Our panda would tell you at this point: listen to your knee, take it seriously, but don't catastrophise. Most complaints are not a structural catastrophe, but an invitation to give the leg a little more attention. After a first twisting trauma or with instability: off to the doctor. With a dull pulling sensation after long sitting: take a moment to fit a few exercises in.

If you are working on bringing the knee environment into your routine, a small set can make sense. With a Foam Roller 30 you reach the thighs and calves, with a Duoball 8 you reach the pes anserinus and the quadriceps attachments, and with a Massage Ball 8 the small, pressure-sensitive spots. If you need several of these tools at once, take a look at our 5-Piece Complete Set, it covers everything you need for the exercises above.

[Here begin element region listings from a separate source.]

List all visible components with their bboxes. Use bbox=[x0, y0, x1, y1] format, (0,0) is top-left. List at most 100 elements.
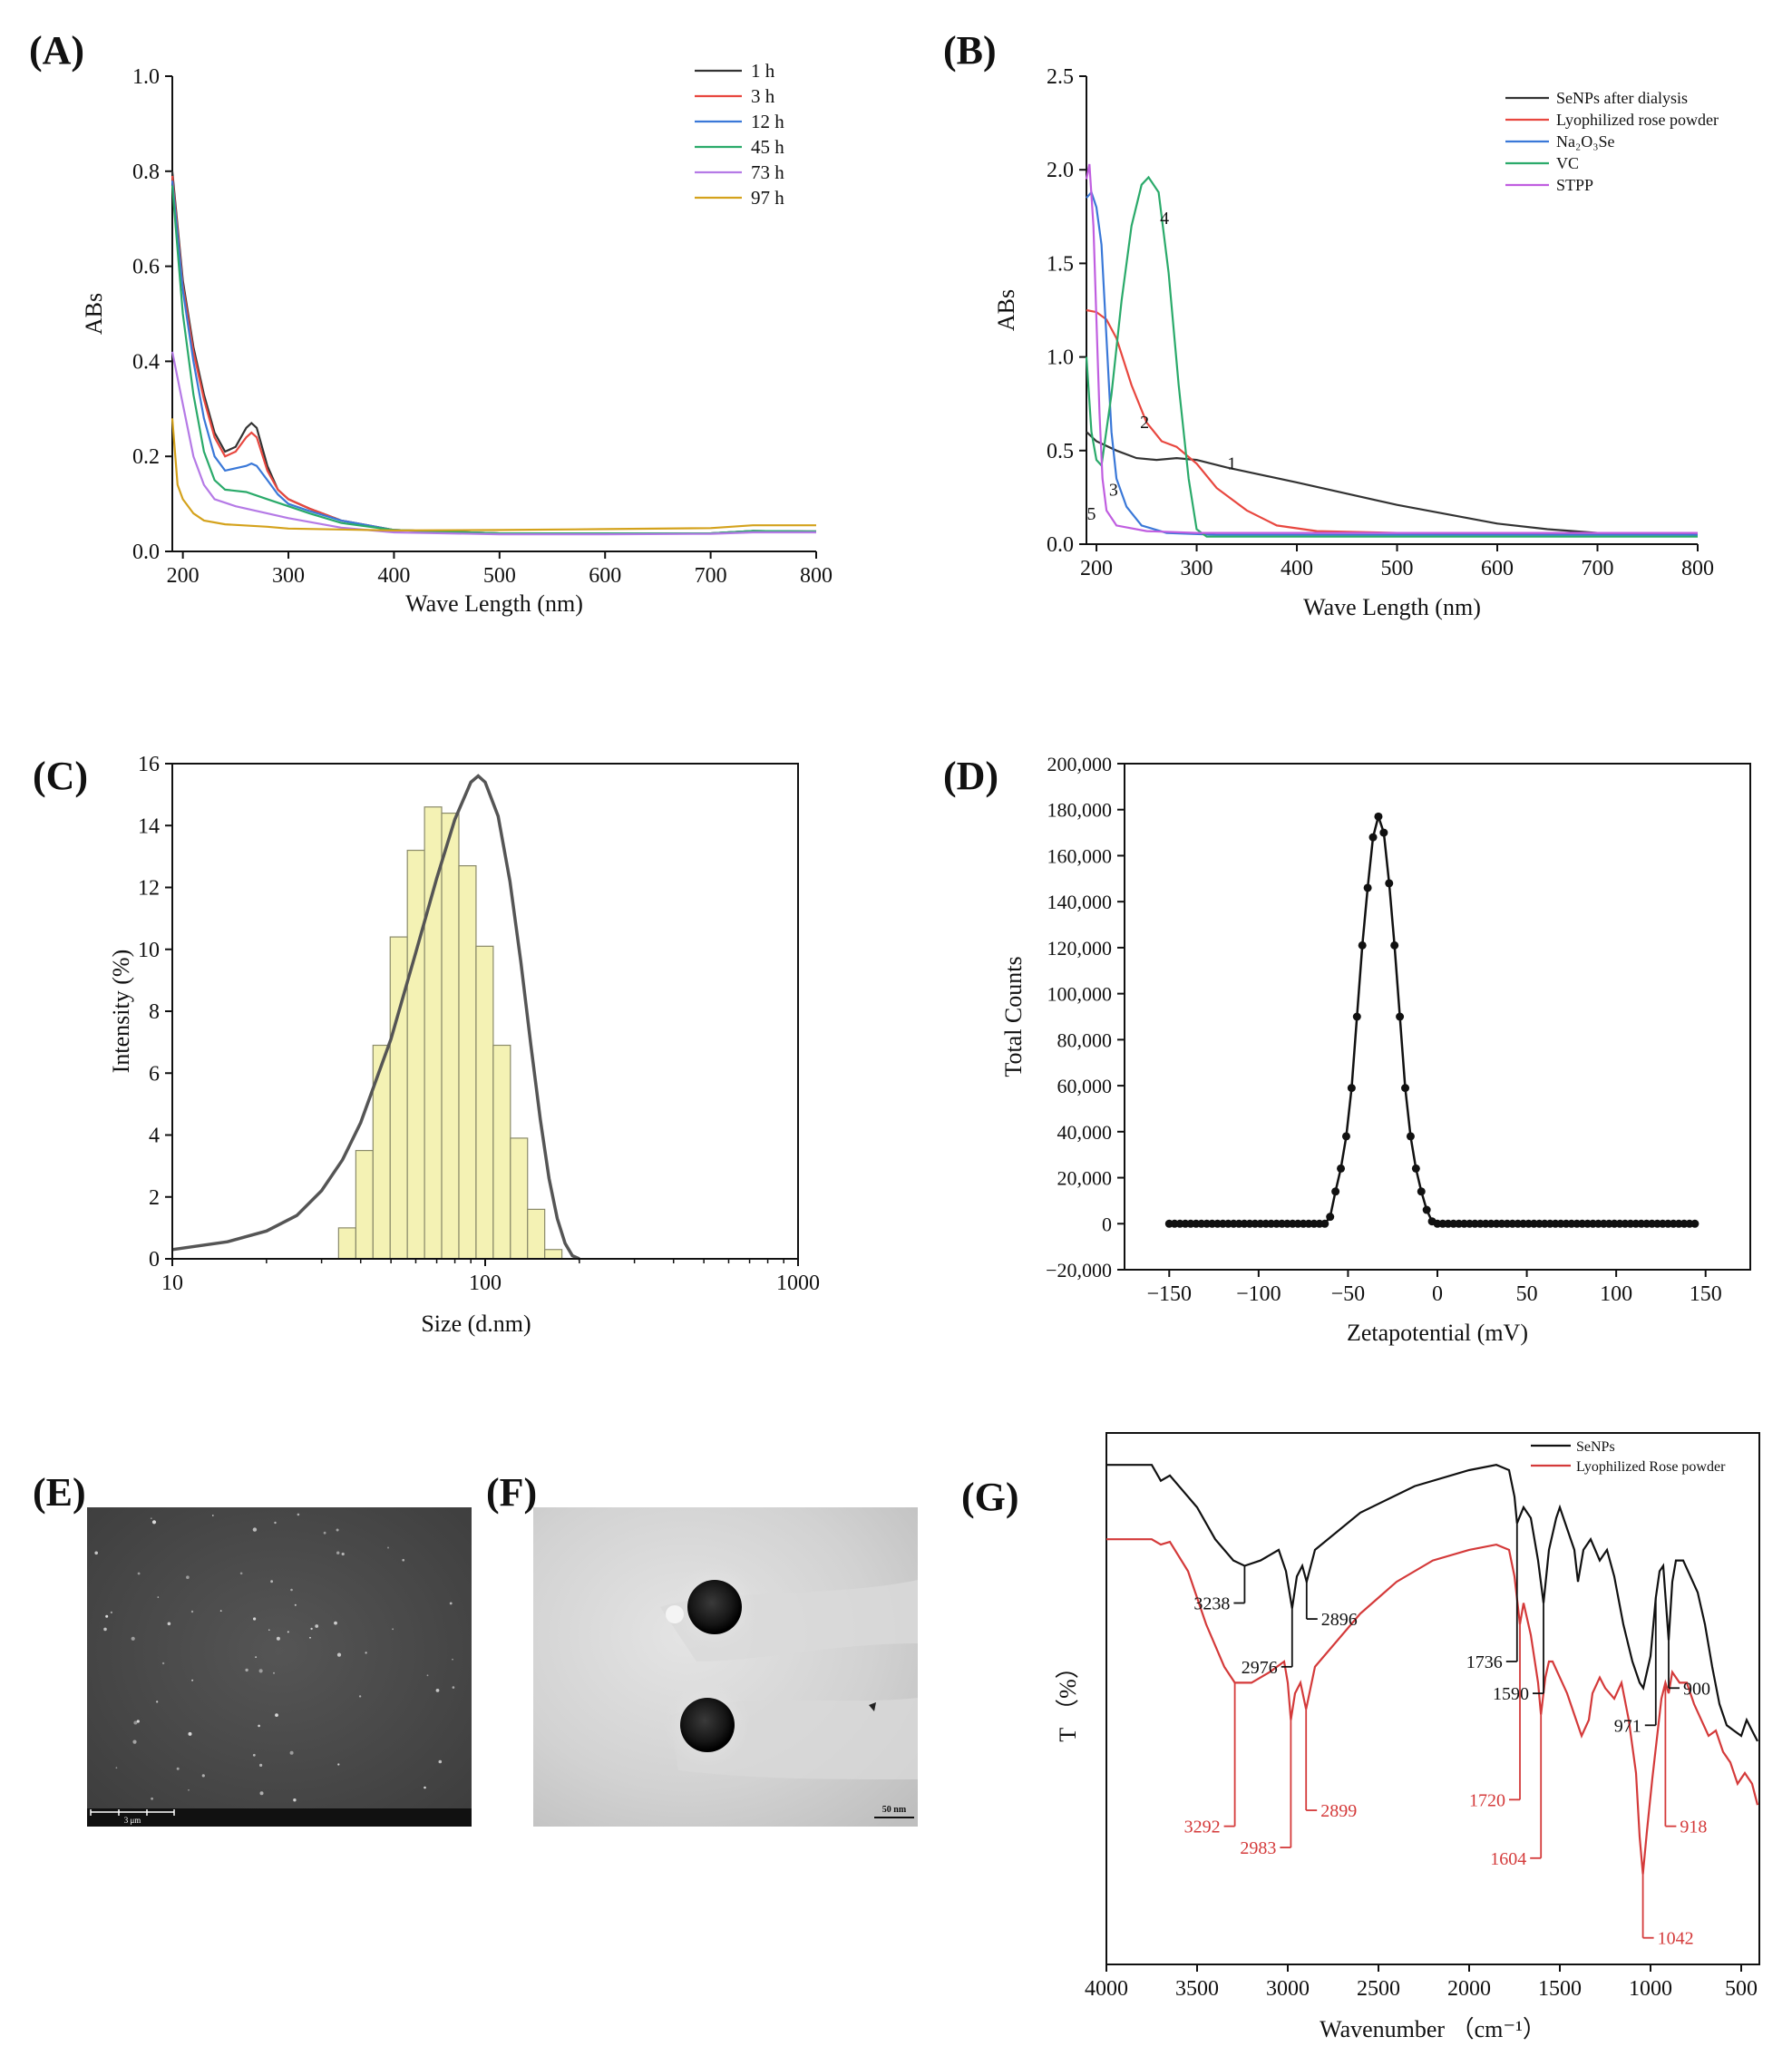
y-tick-label: 6 bbox=[149, 1062, 160, 1086]
plot-frame bbox=[1105, 1432, 1760, 1965]
series-line bbox=[1086, 190, 1698, 536]
nanoparticle-dot bbox=[270, 1580, 273, 1584]
x-tick-label: −150 bbox=[1147, 1282, 1193, 1306]
peak-label: 3238 bbox=[1193, 1594, 1230, 1614]
data-point bbox=[1358, 940, 1367, 950]
series-line bbox=[1085, 163, 1698, 534]
nanoparticle-dot bbox=[392, 1628, 394, 1631]
x-tick-label: 600 bbox=[1481, 557, 1514, 580]
data-point bbox=[1422, 1205, 1431, 1214]
x-tick-label: 200 bbox=[1080, 557, 1113, 580]
y-tick-label: 0 bbox=[1102, 1213, 1112, 1235]
nanoparticle-dot bbox=[276, 1636, 280, 1641]
y-tick-label: 180,000 bbox=[1047, 799, 1113, 822]
y-axis-label: ABs bbox=[993, 289, 1019, 331]
nanoparticle-dot bbox=[337, 1763, 340, 1766]
series-line bbox=[1086, 308, 1699, 535]
histogram-bar bbox=[441, 812, 460, 1260]
uv-vis-time-chart: 200 300 400 500 600 700 800 0.0 0.2 0.4 0.6 0.8 1.0 1… bbox=[82, 60, 833, 617]
histogram-bar bbox=[544, 1249, 563, 1260]
nanoparticle-dot bbox=[253, 1617, 257, 1621]
nanoparticle-dot bbox=[186, 1575, 190, 1579]
peak-label: 1604 bbox=[1490, 1849, 1526, 1869]
nanoparticle-dot bbox=[315, 1624, 319, 1628]
curve-number-label: 1 bbox=[1227, 453, 1236, 473]
y-axis-label: T （%） bbox=[1055, 1655, 1081, 1742]
series-line bbox=[170, 171, 817, 535]
nanoparticle-dot bbox=[252, 1753, 256, 1757]
data-point bbox=[1690, 1219, 1699, 1228]
x-tick-label: 400 bbox=[377, 564, 410, 588]
panel-label-f: (F) bbox=[486, 1470, 538, 1515]
histogram-bar bbox=[527, 1208, 546, 1260]
y-tick-label: 0.0 bbox=[1047, 533, 1074, 557]
nanoparticle-dot bbox=[103, 1627, 107, 1632]
legend-entry: Na₂O₃Se bbox=[1556, 132, 1615, 151]
legend-entry: Lyophilized Rose powder bbox=[1576, 1459, 1726, 1475]
nanoparticle-dot bbox=[287, 1631, 289, 1633]
x-tick-label: 200 bbox=[167, 564, 200, 588]
x-tick-label: −100 bbox=[1236, 1282, 1281, 1306]
x-tick-label: 50 bbox=[1516, 1282, 1538, 1306]
nanoparticle-dot bbox=[258, 1669, 263, 1673]
nanoparticle-dot bbox=[358, 1695, 362, 1698]
data-point bbox=[1374, 812, 1383, 821]
nanoparticle-dot bbox=[323, 1531, 326, 1535]
x-tick-label: 2000 bbox=[1447, 1977, 1491, 2001]
nanoparticle-dot bbox=[336, 1528, 339, 1532]
legend-entry: SeNPs after dialysis bbox=[1556, 89, 1688, 107]
nanoparticle-dot bbox=[105, 1614, 109, 1618]
nanoparticle-dot bbox=[259, 1791, 264, 1796]
y-tick-label: 160,000 bbox=[1047, 844, 1113, 867]
nanoparticle-dot bbox=[201, 1774, 205, 1778]
histogram-bar bbox=[337, 1227, 356, 1260]
y-axis-label: Intensity (%) bbox=[108, 950, 134, 1073]
nanoparticle-dot bbox=[94, 1551, 98, 1555]
y-tick-label: 2 bbox=[149, 1186, 160, 1210]
nanoparticle-dot bbox=[273, 1671, 275, 1674]
x-axis-label: Wavenumber （cm⁻¹） bbox=[1320, 2016, 1546, 2042]
x-axis-label: Wave Length (nm) bbox=[1303, 594, 1481, 620]
x-tick-label: 500 bbox=[483, 564, 516, 588]
panel-label-b: (B) bbox=[943, 28, 997, 73]
nanoparticle-dot bbox=[289, 1750, 294, 1755]
x-axis-label: Size (d.nm) bbox=[421, 1311, 531, 1337]
x-tick-label: 2500 bbox=[1357, 1977, 1400, 2001]
x-tick-label: 600 bbox=[589, 564, 621, 588]
data-point bbox=[1379, 828, 1388, 837]
curve-number-label: 2 bbox=[1140, 413, 1149, 433]
panel-label-d: (D) bbox=[943, 754, 999, 798]
nanoparticle-top bbox=[687, 1580, 742, 1634]
curve-number-label: 3 bbox=[1109, 480, 1118, 500]
nanoparticle-dot bbox=[245, 1668, 248, 1672]
data-point bbox=[1326, 1213, 1335, 1222]
nanoparticle-dot bbox=[452, 1686, 455, 1689]
y-tick-label: 140,000 bbox=[1047, 891, 1113, 913]
nanoparticle-dot bbox=[294, 1603, 297, 1606]
data-point bbox=[1411, 1164, 1420, 1173]
y-tick-label: 0.0 bbox=[132, 541, 160, 564]
nanoparticle-dot bbox=[190, 1610, 194, 1613]
x-tick-label: 1000 bbox=[776, 1272, 820, 1295]
nanoparticle-dot bbox=[167, 1622, 171, 1626]
nanoparticle-dot bbox=[336, 1551, 340, 1554]
data-point bbox=[1417, 1187, 1426, 1196]
peak-label: 1042 bbox=[1658, 1929, 1694, 1949]
histogram-bar bbox=[510, 1137, 529, 1260]
y-tick-label: 1.0 bbox=[1047, 346, 1074, 370]
x-tick-label: 3500 bbox=[1175, 1977, 1219, 2001]
x-tick-label: 700 bbox=[695, 564, 727, 588]
data-point bbox=[1352, 1012, 1361, 1021]
x-tick-label: 400 bbox=[1281, 557, 1313, 580]
curve-number-label: 4 bbox=[1160, 209, 1169, 229]
series-line bbox=[1106, 1538, 1759, 1875]
nanoparticle-dot bbox=[161, 1662, 165, 1665]
histogram-bar bbox=[355, 1149, 374, 1260]
nanoparticle-dot bbox=[449, 1602, 453, 1605]
x-tick-label: 100 bbox=[1600, 1282, 1632, 1306]
nanoparticle-dots bbox=[94, 1513, 455, 1802]
nanoparticle-dot bbox=[132, 1740, 137, 1744]
y-tick-label: 1.0 bbox=[132, 65, 160, 89]
fit-curve bbox=[171, 774, 580, 1261]
y-tick-label: 2.0 bbox=[1047, 159, 1074, 182]
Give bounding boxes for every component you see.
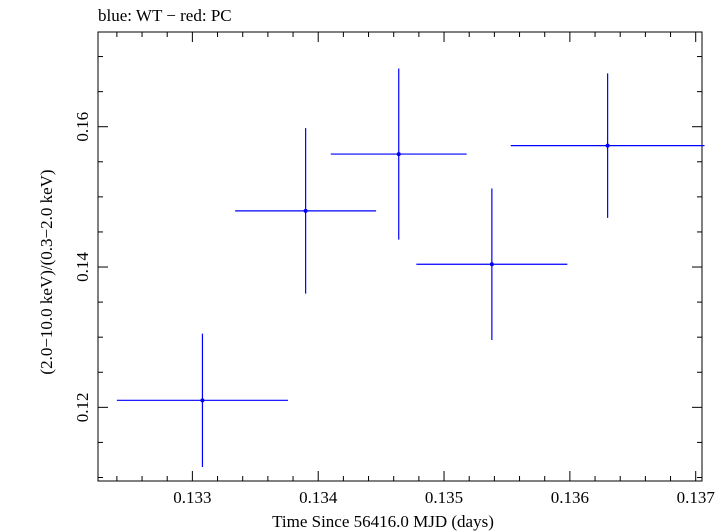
plot-frame [97, 31, 703, 482]
x-tick-label: 0.137 [677, 488, 716, 507]
point-marker [396, 152, 401, 157]
point-marker [489, 262, 494, 267]
point-marker [605, 143, 610, 148]
y-tick-label: 0.14 [73, 252, 92, 282]
x-tick-label: 0.134 [299, 488, 338, 507]
x-axis-label: Time Since 56416.0 MJD (days) [272, 512, 494, 531]
data-point [116, 333, 289, 467]
data-point [330, 68, 467, 240]
y-axis-label: (2.0−10.0 keV)/(0.3−2.0 keV) [37, 169, 56, 374]
y-tick-label: 0.16 [73, 112, 92, 142]
y-tick-label: 0.12 [73, 392, 92, 422]
point-marker [200, 398, 205, 403]
data-series [116, 68, 705, 467]
x-tick-label: 0.133 [173, 488, 211, 507]
data-point [235, 128, 377, 294]
y-axis: 0.12 0.14 0.16 [73, 56, 702, 478]
chart-title: blue: WT − red: PC [98, 6, 232, 25]
x-tick-label: 0.135 [425, 488, 463, 507]
data-point [510, 73, 705, 218]
point-marker [303, 208, 308, 213]
x-tick-label: 0.136 [551, 488, 589, 507]
x-axis: 0.133 0.134 0.135 0.136 0.137 [116, 32, 716, 507]
data-point [416, 188, 568, 340]
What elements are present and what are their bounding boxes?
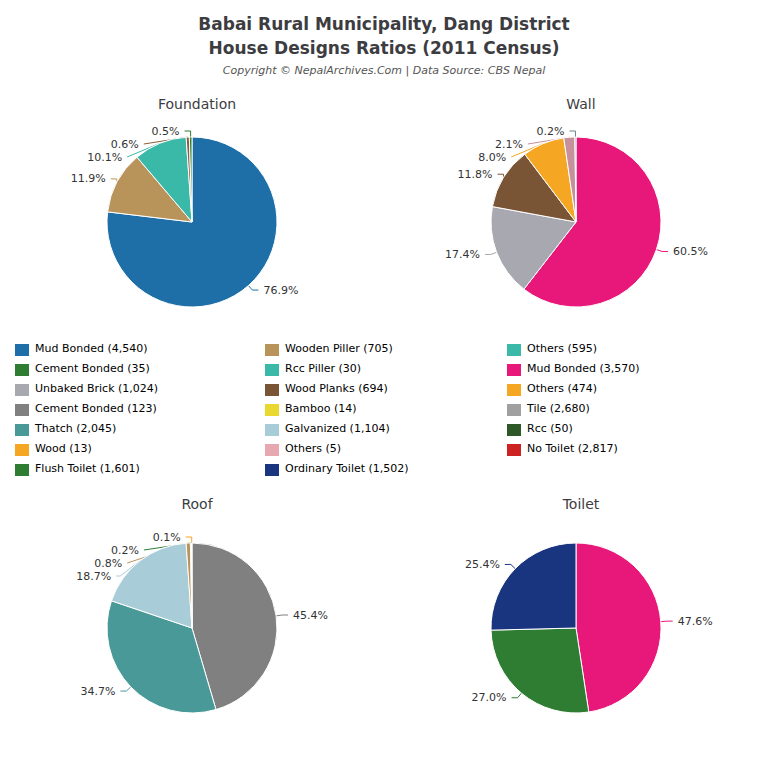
svg-text:Rcc (50): Rcc (50) [527, 422, 573, 435]
svg-text:Cement Bonded (35): Cement Bonded (35) [35, 362, 150, 375]
svg-text:45.4%: 45.4% [293, 609, 328, 622]
svg-text:0.2%: 0.2% [111, 544, 139, 557]
svg-text:Ordinary Toilet (1,502): Ordinary Toilet (1,502) [285, 462, 409, 475]
svg-text:Flush Toilet (1,601): Flush Toilet (1,601) [35, 462, 140, 475]
svg-text:11.9%: 11.9% [71, 172, 106, 185]
svg-text:Wooden Piller (705): Wooden Piller (705) [285, 342, 393, 355]
svg-text:Rcc Piller (30): Rcc Piller (30) [285, 362, 361, 375]
svg-text:Unbaked Brick (1,024): Unbaked Brick (1,024) [35, 382, 158, 395]
svg-text:11.8%: 11.8% [458, 168, 493, 181]
svg-text:Mud Bonded (4,540): Mud Bonded (4,540) [35, 342, 148, 355]
svg-text:0.2%: 0.2% [536, 125, 564, 138]
svg-text:Others (595): Others (595) [527, 342, 597, 355]
svg-text:Toilet: Toilet [562, 496, 600, 512]
svg-text:27.0%: 27.0% [472, 691, 507, 704]
svg-text:Others (5): Others (5) [285, 442, 341, 455]
svg-text:House Designs Ratios (2011 Cen: House Designs Ratios (2011 Census) [209, 38, 560, 58]
svg-text:76.9%: 76.9% [263, 284, 298, 297]
svg-text:8.0%: 8.0% [478, 151, 506, 164]
svg-text:Wall: Wall [566, 96, 595, 112]
svg-text:Bamboo (14): Bamboo (14) [285, 402, 357, 415]
svg-text:Galvanized (1,104): Galvanized (1,104) [285, 422, 390, 435]
svg-text:60.5%: 60.5% [673, 245, 708, 258]
svg-text:Cement Bonded (123): Cement Bonded (123) [35, 402, 157, 415]
svg-text:47.6%: 47.6% [678, 615, 713, 628]
svg-text:18.7%: 18.7% [76, 570, 111, 583]
svg-text:0.8%: 0.8% [94, 557, 122, 570]
svg-text:Wood Planks (694): Wood Planks (694) [285, 382, 388, 395]
svg-text:Tile (2,680): Tile (2,680) [526, 402, 590, 415]
svg-text:Wood (13): Wood (13) [35, 442, 92, 455]
svg-text:25.4%: 25.4% [465, 558, 500, 571]
svg-text:17.4%: 17.4% [445, 248, 480, 261]
svg-text:0.5%: 0.5% [152, 125, 180, 138]
svg-text:Babai Rural Municipality, Dang: Babai Rural Municipality, Dang District [198, 14, 569, 34]
svg-text:Mud Bonded (3,570): Mud Bonded (3,570) [527, 362, 640, 375]
svg-text:Thatch (2,045): Thatch (2,045) [34, 422, 116, 435]
svg-text:0.1%: 0.1% [153, 531, 181, 544]
svg-text:Roof: Roof [181, 496, 213, 512]
svg-text:2.1%: 2.1% [495, 138, 523, 151]
svg-text:Copyright © NepalArchives.Com: Copyright © NepalArchives.Com | Data Sou… [223, 64, 545, 77]
svg-text:No Toilet (2,817): No Toilet (2,817) [527, 442, 618, 455]
svg-text:Foundation: Foundation [158, 96, 236, 112]
svg-text:Others (474): Others (474) [527, 382, 597, 395]
svg-text:0.6%: 0.6% [111, 138, 139, 151]
svg-text:10.1%: 10.1% [87, 151, 122, 164]
svg-text:34.7%: 34.7% [80, 685, 115, 698]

Be patient with your knee, your PandaFit team.

Sources

  1. Crossley KM, van Middelkoop M, Callaghan MJ et al. 2016 Patellofemoral pain consensus statement from the 4th International Patellofemoral Pain Research Retreat, Manchester. Part 2: recommended physical interventions. Br J Sports Med 2016; 50(14):844-852.
  2. Aderem J, Louw QA. Biomechanical risk factors associated with iliotibial band syndrome in runners: a systematic review. BMC Musculoskelet Disord 2015; 16:356.
  3. Helito CP, Bonadio MB, Soares TQ et al. The meniscal insertion of the knee anterolateral ligament. Surg Radiol Anat 2016; 38(2):223-228.
  4. Bannuru RR, Osani MC, Vaysbrot EE et al. OARSI guidelines for the non-surgical management of knee, hip, and polyarticular osteoarthritis. Osteoarthritis Cartilage 2019; 27(11):1578-1589.
  5. Hunter DJ, Bierma-Zeinstra S. Osteoarthritis. Lancet 2019; 393(10182):1745-1759.
  6. Malliaras P, Cook J, Purdam C, Rio E. Patellar Tendinopathy: Clinical Diagnosis, Load Management, and Advice for Challenging Case Presentations. J Orthop Sports Phys Ther 2015; 45(11):887-898.
  7. AWMF S2k-Leitlinie 033/004. Gonarthrose. Stand 2018, awmf.org. Letzter Zugriff April 2026.
  8. Powers CM. The influence of abnormal hip mechanics on knee injury: a biomechanical perspective. J Orthop Sports Phys Ther 2010; 40(2):42-51.